The history of jaywalking is intriguing. After all, the streets used to be a place to gather, where vendors flourished, and even where children played.
Then, the Industrial Revolution came along with the rise of automobiles. Pedestrian deaths skyrocketed, as Vox reported. People were livid. They rightfully blamed the cars, demanding speed limits amongst other restrictions.
In retaliation and fear of losing sales, automakers, dealers, and enthusiasts joined forces to lobby for lawful pedestrian restrictions. Their goal was to clear the road for vehicles.
Campaigns in the 1920s by the auto industry and manufacturers aimed to criminalize jaywalking and redefine the streets.
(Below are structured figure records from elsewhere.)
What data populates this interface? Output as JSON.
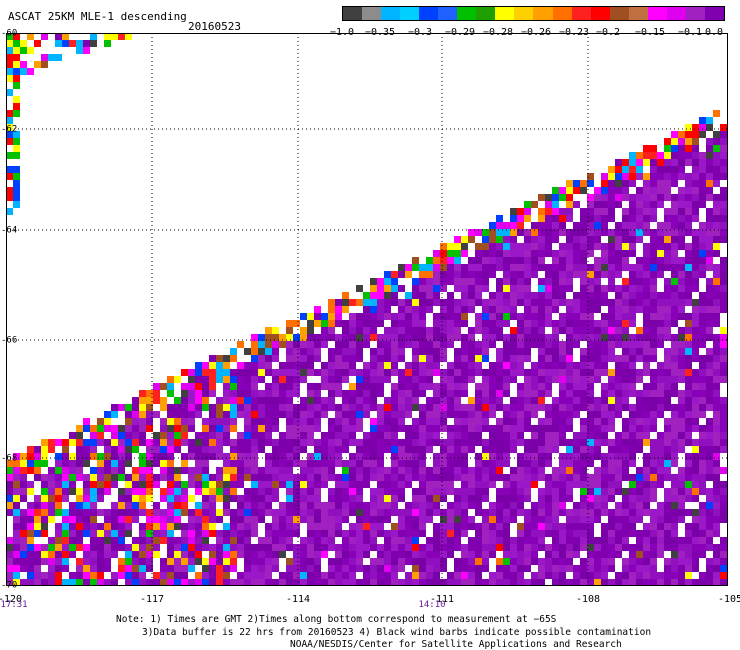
{
  "header": {
    "title": "ASCAT 25KM MLE-1 descending",
    "date": "20160523"
  },
  "colorbar": {
    "colors": [
      "#404040",
      "#8c8c8c",
      "#00b4ff",
      "#00d0ff",
      "#0040ff",
      "#2060ff",
      "#00c000",
      "#20a000",
      "#ffff00",
      "#ffd000",
      "#ffa000",
      "#ff7000",
      "#ff2020",
      "#ff0000",
      "#a05020",
      "#c07040",
      "#ff00ff",
      "#e000f0",
      "#a020c0",
      "#8000b0"
    ],
    "ticks": [
      "−1.0",
      "−0.35",
      "−0.3",
      "−0.29",
      "−0.28",
      "−0.26",
      "−0.23",
      "−0.2",
      "−0.15",
      "−0.1",
      "0.0"
    ]
  },
  "axes": {
    "lat_ticks": [
      "-60",
      "-62",
      "-64",
      "-66",
      "-68",
      "-70"
    ],
    "lon_ticks": [
      "-120",
      "-117",
      "-114",
      "-111",
      "-108",
      "-105"
    ],
    "time_labels": [
      "17:31",
      "14:10"
    ]
  },
  "notes": {
    "line1": "Note: 1) Times are GMT 2)Times along bottom correspond to measurement at −65S",
    "line2": "3)Data buffer is 22 hrs from 20160523 4) Black wind barbs indicate possible contamination",
    "line3": "NOAA/NESDIS/Center for Satellite Applications and Research"
  }
}
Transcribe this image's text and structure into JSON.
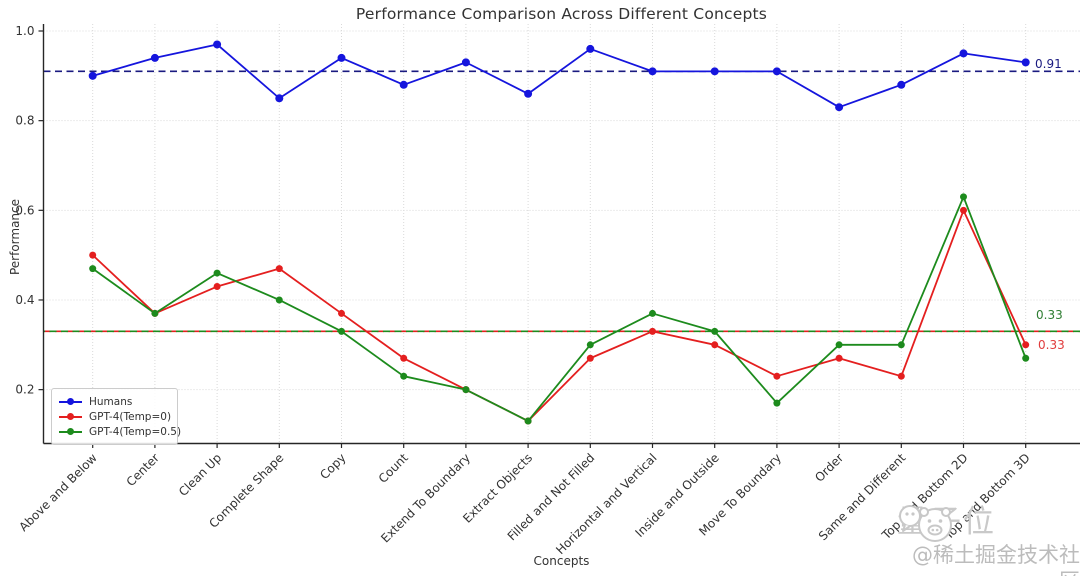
{
  "chart_data": {
    "type": "line",
    "title": "Performance Comparison Across Different Concepts",
    "xlabel": "Concepts",
    "ylabel": "Performance",
    "grid": true,
    "legend_position": "lower left",
    "ylim": [
      0.08,
      1.02
    ],
    "yticks": [
      {
        "label": "1.0",
        "value": 1.0
      },
      {
        "label": "0.8",
        "value": 0.8
      },
      {
        "label": "0.6",
        "value": 0.6
      },
      {
        "label": "0.4",
        "value": 0.4
      },
      {
        "label": "0.2",
        "value": 0.2
      }
    ],
    "categories": [
      "Above and Below",
      "Center",
      "Clean Up",
      "Complete Shape",
      "Copy",
      "Count",
      "Extend To Boundary",
      "Extract Objects",
      "Filled and Not Filled",
      "Horizontal and Vertical",
      "Inside and Outside",
      "Move To Boundary",
      "Order",
      "Same and Different",
      "Top and Bottom 2D",
      "Top and Bottom 3D"
    ],
    "series": [
      {
        "name": "Humans",
        "color": "#1515dd",
        "marker_radius": 4,
        "values": [
          0.9,
          0.94,
          0.97,
          0.85,
          0.94,
          0.88,
          0.93,
          0.86,
          0.96,
          0.91,
          0.91,
          0.91,
          0.83,
          0.88,
          0.95,
          0.93
        ]
      },
      {
        "name": "GPT-4(Temp=0)",
        "color": "#e41f1f",
        "marker_radius": 3.5,
        "values": [
          0.5,
          0.37,
          0.43,
          0.47,
          0.37,
          0.27,
          0.2,
          0.13,
          0.27,
          0.33,
          0.3,
          0.23,
          0.27,
          0.23,
          0.6,
          0.3
        ]
      },
      {
        "name": "GPT-4(Temp=0.5)",
        "color": "#1d8b1d",
        "marker_radius": 3.5,
        "values": [
          0.47,
          0.37,
          0.46,
          0.4,
          0.33,
          0.23,
          0.2,
          0.13,
          0.3,
          0.37,
          0.33,
          0.17,
          0.3,
          0.3,
          0.63,
          0.27
        ]
      }
    ],
    "reference_lines": [
      {
        "name": "humans-mean",
        "value": 0.91,
        "label": "0.91",
        "color": "#1a1a80",
        "dash_offset": 0
      },
      {
        "name": "gpt4-temp0-mean",
        "value": 0.33,
        "label": "0.33",
        "color": "#e41f1f",
        "dash_offset": 0
      },
      {
        "name": "gpt4-temp05-mean",
        "value": 0.33,
        "label": "0.33",
        "color": "#1d8b1d",
        "dash_offset": 5.5
      }
    ]
  },
  "watermark": {
    "brand": "量子位",
    "credit": "@稀土掘金技术社区",
    "logo": "wechat-qbitai-logo",
    "color": "#c8c8c8"
  }
}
Much like how the auto industry tore down public transportation, their goal was to make their cars the kings of the road.
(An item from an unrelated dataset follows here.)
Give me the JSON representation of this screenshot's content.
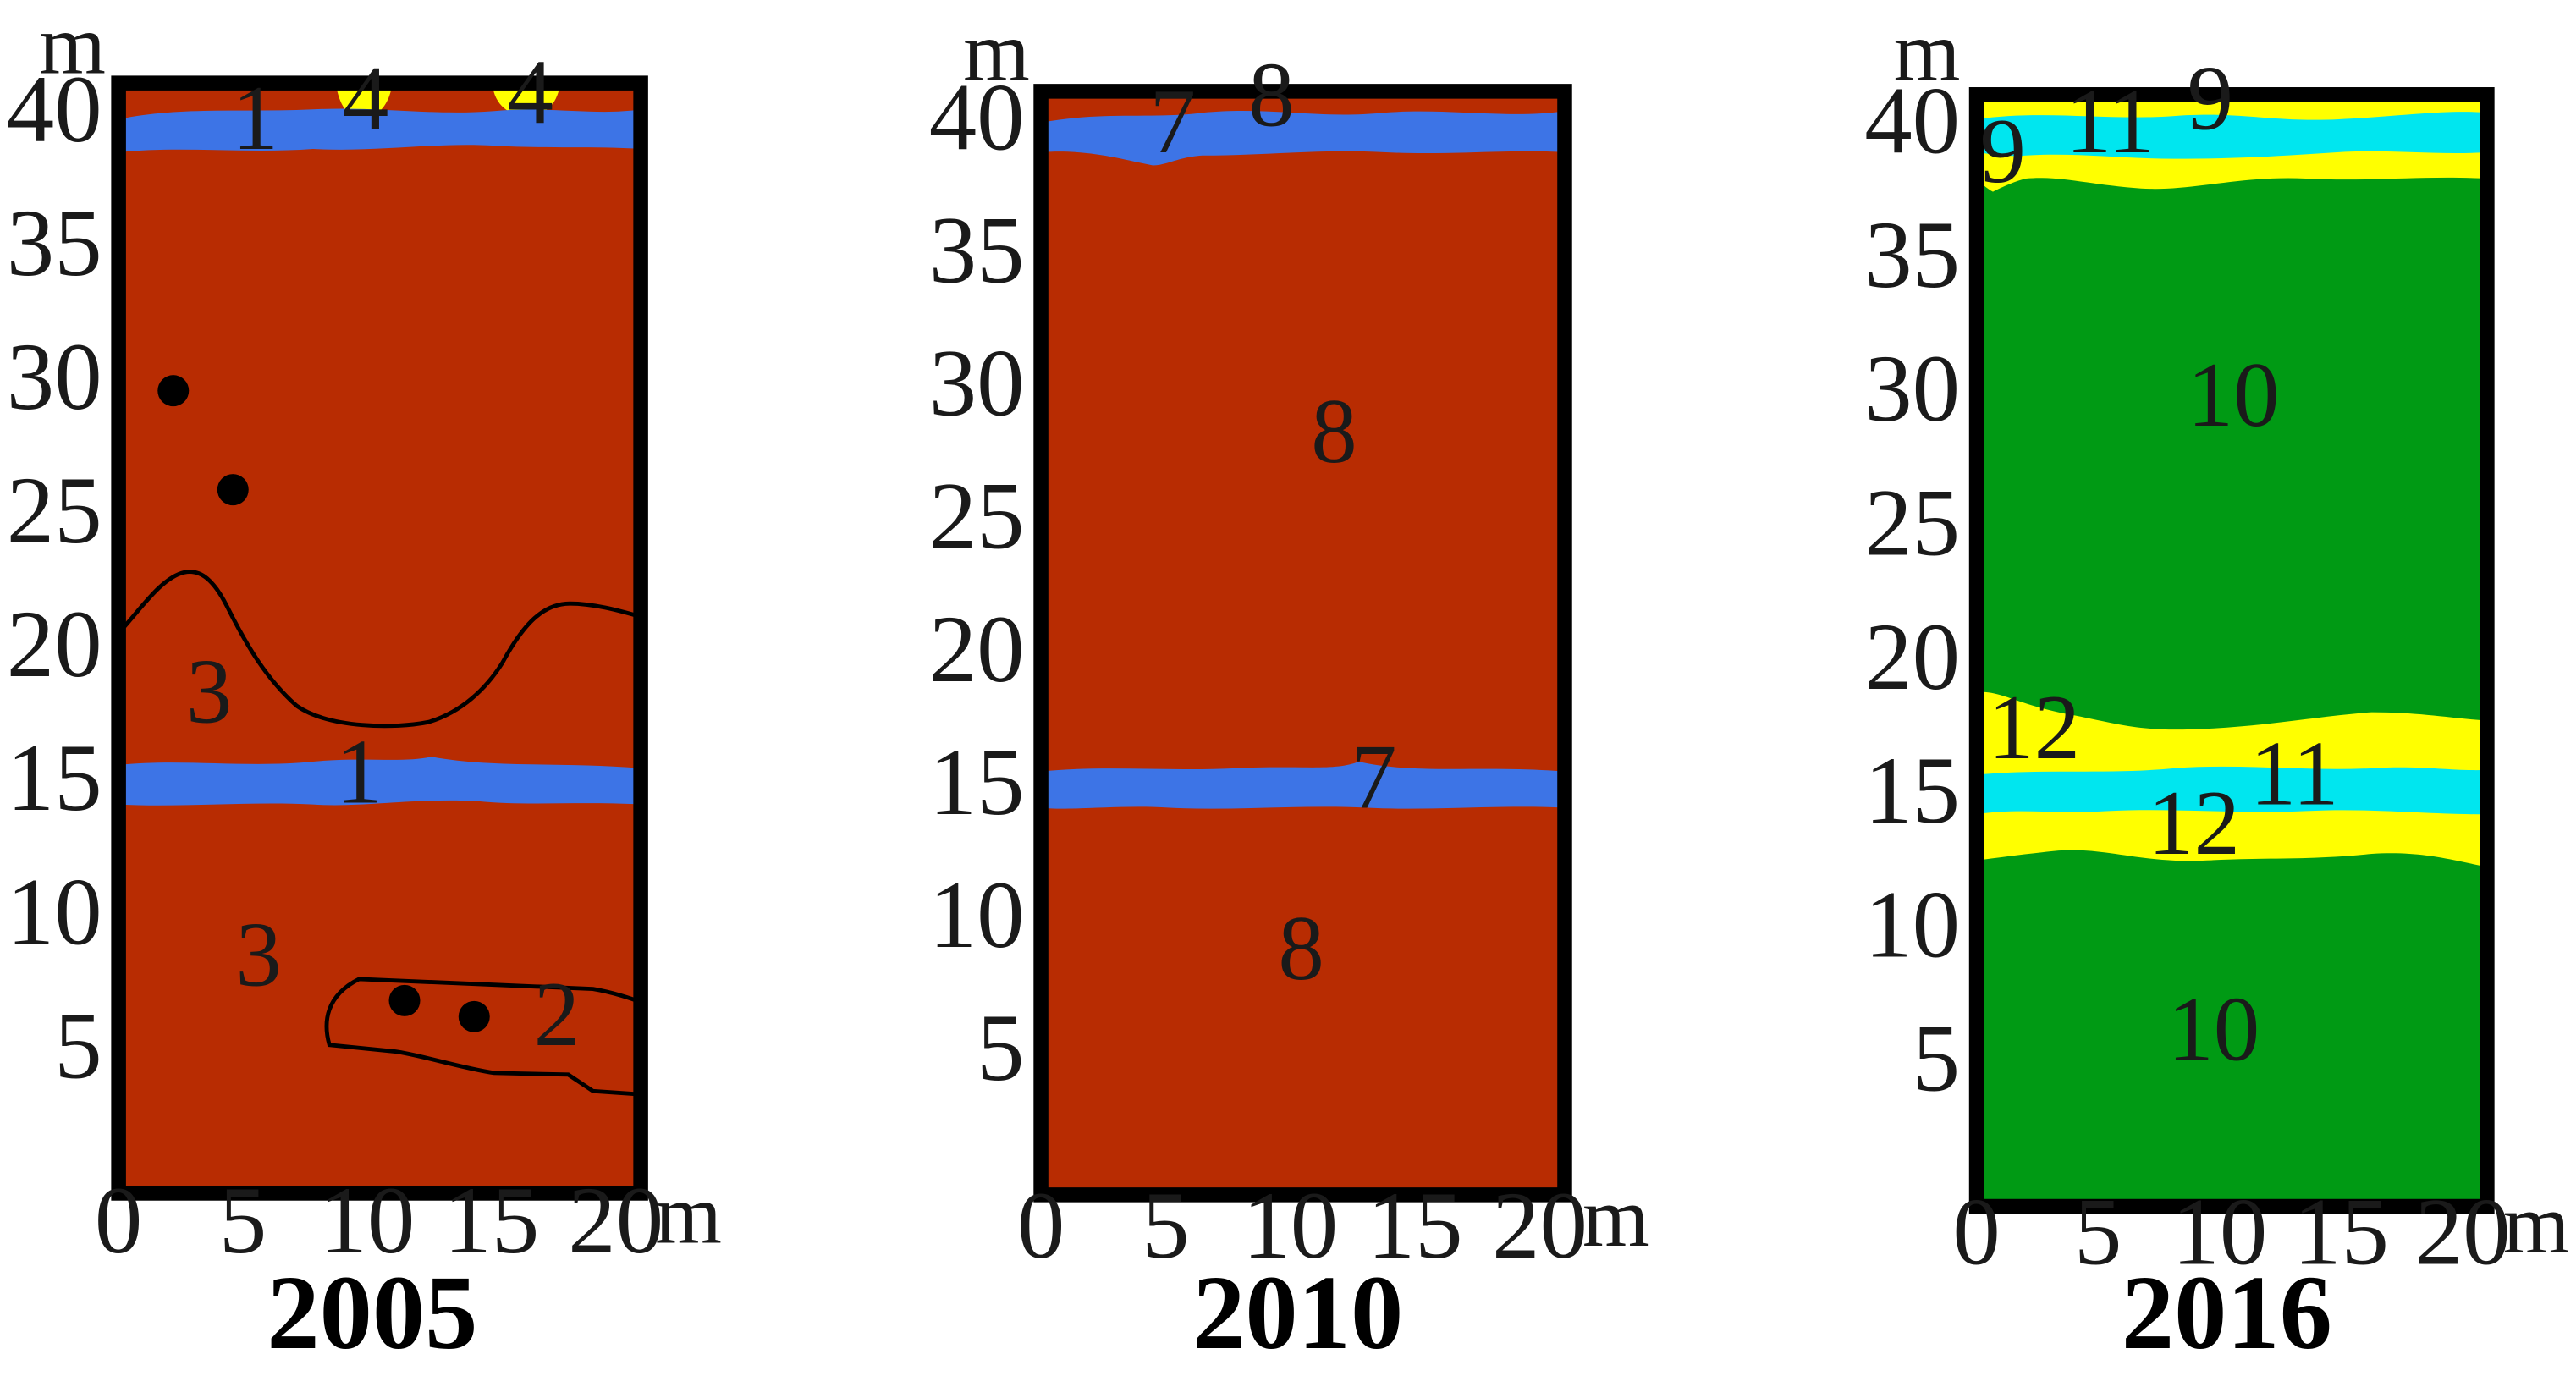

Posters, newspapers, and advertisements warned people against jaywalking using blame, shame, and ridicule, as Vox detailed. Even the origins of the term jaywalking suggest an act of a silly or unintelligent person, according to Merriam-Webster.
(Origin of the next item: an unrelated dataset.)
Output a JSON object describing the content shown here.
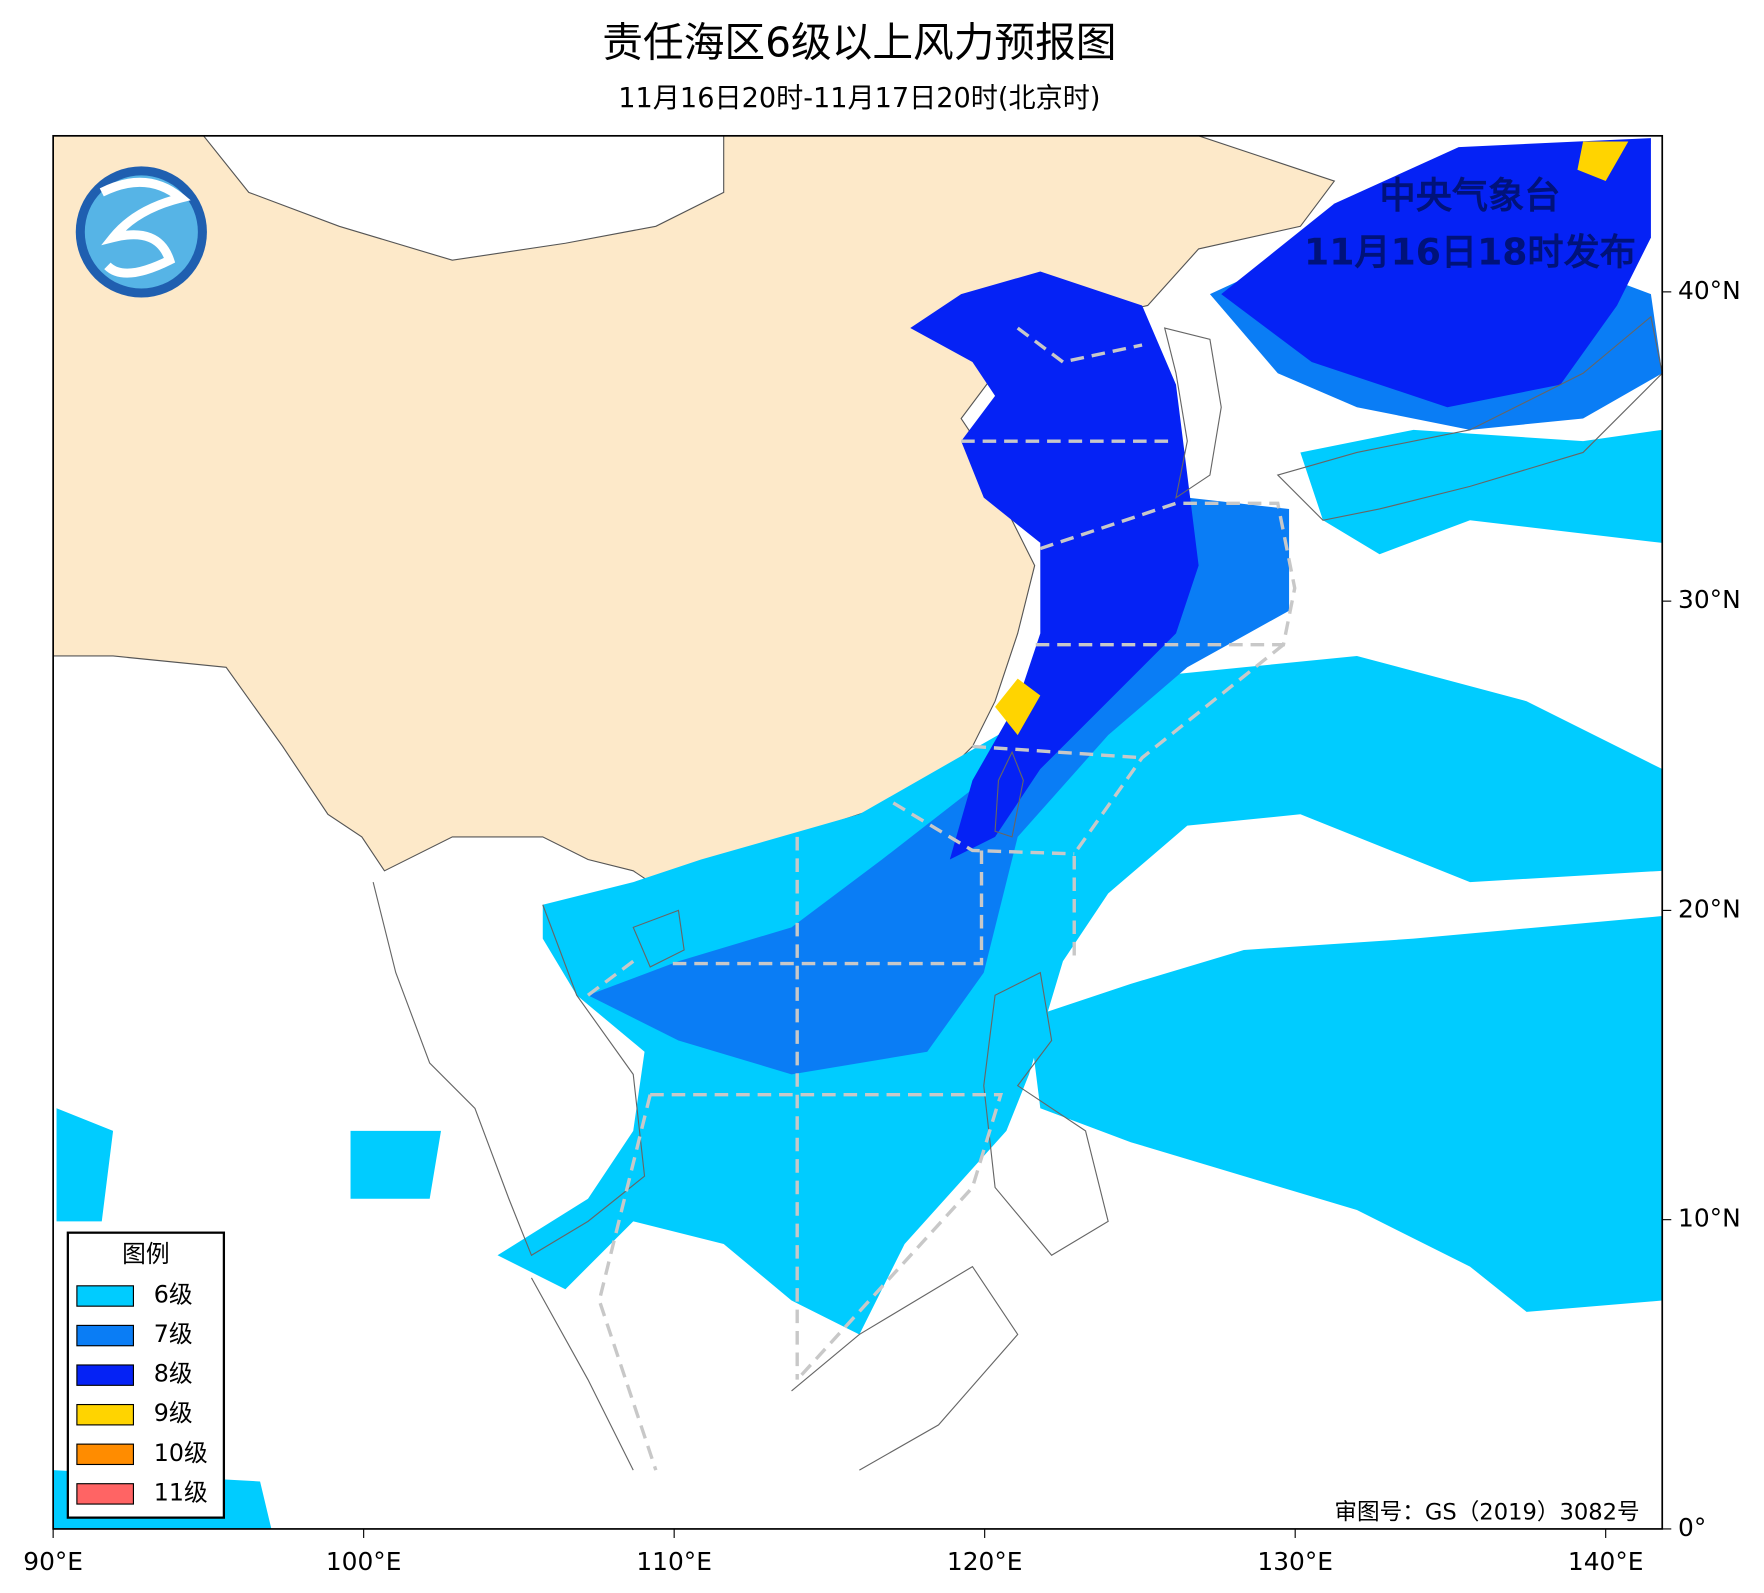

This fight for the road forever changed transportation in America, which is now the largest source of air pollution in the U.S. from production to operation.
According to new analysis from researchers at Virginia Tech and Rutgers University, the U.S. has one of the lowest walking rates in the world, with only 12% of all trips taken being walked. It’s even worse when you factor in that 30% of all trips taken in the U.S. are under 1.6 miles, as Big Think reported.
Gas-powered transportation is a major contributor to the overheating of our planet, accounting for almost 30% of all earth-warming air pollution in the U.S. annually. A report by the UN found that phasing out dirty energy for clean energy sources such as wind and solar is essential to healing our planet.
Walking or any other type of active transportation, when possible, is much better for our health and the planet.
Lewis Mumford, historian and author of “The Highway and the City,” wrote in 1958 (according to Smithsonian Magazine), “When the American people … voted for a twenty-six-billion-dollar highway program … they hadn’t the faintest notion of what they were doing.”
In 2023, the Freedom to Walk Act went live in California, decriminalizing safely crossing the street outside of a crosswalk. Michael Schneider, founder of the Los Angeles group Streets for All, told The New York Times, “It’s the start of taking the streets back and making them for people again.”